Question

A uniform rod AB of mass m and length l is at rest on a smooth horizontal surface. An impulse J is applied to the end B perpendicular to the rod in horizontal direction. Speed of particle P at a distance l/6 from the centre towards A of the rod after time $t=\frac{\pi ml}{12J}$ is

• A. $2\frac{J}{m}$
• B. $\frac{J}{\sqrt{2}m}$
• C. $\frac{J}{m}$
• D. $\sqrt{2}\frac{J}{m}$

Answer 1

The correct option is D $\sqrt{2}\frac{J}{m}$

Let V and w be the linear and angular velocity of the rod after applying an impulse so that.

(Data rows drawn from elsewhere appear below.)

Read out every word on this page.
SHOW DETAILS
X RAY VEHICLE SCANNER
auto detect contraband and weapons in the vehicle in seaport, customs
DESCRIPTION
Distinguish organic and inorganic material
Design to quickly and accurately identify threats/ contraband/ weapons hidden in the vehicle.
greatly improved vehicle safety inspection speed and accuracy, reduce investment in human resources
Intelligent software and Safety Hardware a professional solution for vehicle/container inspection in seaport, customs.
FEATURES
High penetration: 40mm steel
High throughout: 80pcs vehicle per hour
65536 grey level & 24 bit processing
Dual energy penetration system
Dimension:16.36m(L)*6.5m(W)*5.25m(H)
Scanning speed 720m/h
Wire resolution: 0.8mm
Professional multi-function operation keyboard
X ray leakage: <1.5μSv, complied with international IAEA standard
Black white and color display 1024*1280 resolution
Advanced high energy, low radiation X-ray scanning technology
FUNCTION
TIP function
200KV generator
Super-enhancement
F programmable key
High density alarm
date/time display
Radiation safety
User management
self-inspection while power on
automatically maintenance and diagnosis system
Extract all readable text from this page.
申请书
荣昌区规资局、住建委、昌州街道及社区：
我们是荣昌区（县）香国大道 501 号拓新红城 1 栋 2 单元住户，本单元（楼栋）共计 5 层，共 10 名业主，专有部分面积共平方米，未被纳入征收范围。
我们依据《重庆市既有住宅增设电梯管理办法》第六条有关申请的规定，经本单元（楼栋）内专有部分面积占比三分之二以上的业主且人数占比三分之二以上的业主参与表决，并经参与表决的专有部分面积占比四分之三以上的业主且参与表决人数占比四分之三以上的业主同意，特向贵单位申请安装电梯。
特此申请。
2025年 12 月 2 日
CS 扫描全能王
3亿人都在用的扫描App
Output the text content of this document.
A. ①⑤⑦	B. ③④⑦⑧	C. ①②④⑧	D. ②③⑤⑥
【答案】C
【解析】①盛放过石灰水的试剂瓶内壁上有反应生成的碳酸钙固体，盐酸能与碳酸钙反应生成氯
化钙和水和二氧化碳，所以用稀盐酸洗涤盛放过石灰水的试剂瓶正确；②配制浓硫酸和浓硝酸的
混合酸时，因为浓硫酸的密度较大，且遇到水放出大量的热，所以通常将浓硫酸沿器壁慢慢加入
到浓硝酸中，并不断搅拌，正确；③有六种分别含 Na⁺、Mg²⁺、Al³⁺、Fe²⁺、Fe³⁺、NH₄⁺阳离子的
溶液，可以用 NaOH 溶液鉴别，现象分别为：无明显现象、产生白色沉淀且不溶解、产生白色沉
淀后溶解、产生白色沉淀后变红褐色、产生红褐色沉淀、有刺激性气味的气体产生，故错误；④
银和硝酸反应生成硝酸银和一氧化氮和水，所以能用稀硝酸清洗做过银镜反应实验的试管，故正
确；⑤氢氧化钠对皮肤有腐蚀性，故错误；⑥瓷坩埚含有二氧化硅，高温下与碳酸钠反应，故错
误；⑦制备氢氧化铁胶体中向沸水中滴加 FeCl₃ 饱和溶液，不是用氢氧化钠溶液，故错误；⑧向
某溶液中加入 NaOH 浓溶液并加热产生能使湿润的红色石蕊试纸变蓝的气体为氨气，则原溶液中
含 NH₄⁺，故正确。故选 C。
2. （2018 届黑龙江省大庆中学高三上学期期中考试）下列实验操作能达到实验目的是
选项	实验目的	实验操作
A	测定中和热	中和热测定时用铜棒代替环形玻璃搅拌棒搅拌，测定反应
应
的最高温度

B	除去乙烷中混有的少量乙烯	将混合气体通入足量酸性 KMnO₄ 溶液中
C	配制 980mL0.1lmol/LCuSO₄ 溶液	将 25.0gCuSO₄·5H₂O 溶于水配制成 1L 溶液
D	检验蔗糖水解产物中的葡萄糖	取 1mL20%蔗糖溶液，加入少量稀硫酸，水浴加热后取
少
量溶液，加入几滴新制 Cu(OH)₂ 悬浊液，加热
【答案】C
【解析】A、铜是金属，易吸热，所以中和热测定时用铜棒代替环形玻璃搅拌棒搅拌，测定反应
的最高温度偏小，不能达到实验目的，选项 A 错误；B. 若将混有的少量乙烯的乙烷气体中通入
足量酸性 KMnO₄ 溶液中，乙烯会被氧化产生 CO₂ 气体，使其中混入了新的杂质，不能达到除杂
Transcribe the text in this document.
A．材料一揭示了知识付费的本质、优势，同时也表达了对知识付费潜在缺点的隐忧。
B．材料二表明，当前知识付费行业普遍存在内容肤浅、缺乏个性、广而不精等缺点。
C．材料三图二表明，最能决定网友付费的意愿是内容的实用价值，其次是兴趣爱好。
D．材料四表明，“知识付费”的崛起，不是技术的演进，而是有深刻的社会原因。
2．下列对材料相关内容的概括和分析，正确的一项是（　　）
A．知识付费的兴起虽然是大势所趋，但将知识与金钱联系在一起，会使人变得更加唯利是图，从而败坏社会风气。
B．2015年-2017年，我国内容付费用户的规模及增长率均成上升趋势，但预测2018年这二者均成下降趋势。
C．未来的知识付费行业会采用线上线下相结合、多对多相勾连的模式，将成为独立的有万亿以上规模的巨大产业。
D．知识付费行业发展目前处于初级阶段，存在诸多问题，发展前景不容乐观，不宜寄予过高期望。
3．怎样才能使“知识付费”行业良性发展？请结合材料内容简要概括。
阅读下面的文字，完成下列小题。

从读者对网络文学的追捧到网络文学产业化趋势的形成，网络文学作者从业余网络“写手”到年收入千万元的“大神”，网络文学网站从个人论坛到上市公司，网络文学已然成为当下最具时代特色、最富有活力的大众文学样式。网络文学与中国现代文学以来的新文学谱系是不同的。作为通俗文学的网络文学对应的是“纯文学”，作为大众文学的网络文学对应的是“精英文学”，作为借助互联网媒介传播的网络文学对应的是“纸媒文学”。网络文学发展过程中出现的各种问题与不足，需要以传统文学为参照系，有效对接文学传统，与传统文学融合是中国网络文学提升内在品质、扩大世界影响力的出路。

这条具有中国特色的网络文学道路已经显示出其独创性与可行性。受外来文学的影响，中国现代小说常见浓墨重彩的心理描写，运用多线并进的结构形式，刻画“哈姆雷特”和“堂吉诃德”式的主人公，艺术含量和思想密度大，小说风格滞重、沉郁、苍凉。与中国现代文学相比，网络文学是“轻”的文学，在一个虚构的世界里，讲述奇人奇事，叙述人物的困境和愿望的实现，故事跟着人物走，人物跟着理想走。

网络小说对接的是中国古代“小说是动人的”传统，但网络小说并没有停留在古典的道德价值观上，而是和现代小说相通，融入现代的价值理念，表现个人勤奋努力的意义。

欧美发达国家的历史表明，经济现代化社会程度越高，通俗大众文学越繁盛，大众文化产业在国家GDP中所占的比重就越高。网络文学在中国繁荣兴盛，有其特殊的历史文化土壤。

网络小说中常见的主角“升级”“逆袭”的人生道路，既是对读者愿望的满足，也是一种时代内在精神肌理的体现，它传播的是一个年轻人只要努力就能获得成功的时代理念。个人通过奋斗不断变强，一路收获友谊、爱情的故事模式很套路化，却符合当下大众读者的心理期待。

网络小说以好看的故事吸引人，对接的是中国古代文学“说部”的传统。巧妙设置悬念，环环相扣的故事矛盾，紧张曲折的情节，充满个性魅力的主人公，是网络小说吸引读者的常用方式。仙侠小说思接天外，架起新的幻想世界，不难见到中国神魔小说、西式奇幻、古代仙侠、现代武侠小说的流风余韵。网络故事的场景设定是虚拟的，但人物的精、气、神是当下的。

Impulse j = change in momentum

or J = (mv - 0) = V = J/m

By conservation of linear momentum.

$IW=y\left(l/2\right)$ about center

$m\frac{l^2}{12}w=J\frac{1}{2}$ or, $w=\frac{6J}{ml}$

after the given time t, rod will rotate an angle = wt.

$=\frac{6J}{ml}\times \frac{\pi ml}{12J}=\pi /2$

$\therefore V=\frac{1}{6}w=J/m$

$V_p=\sqrt{2}V=\frac{\sqrt{2}J}{m}$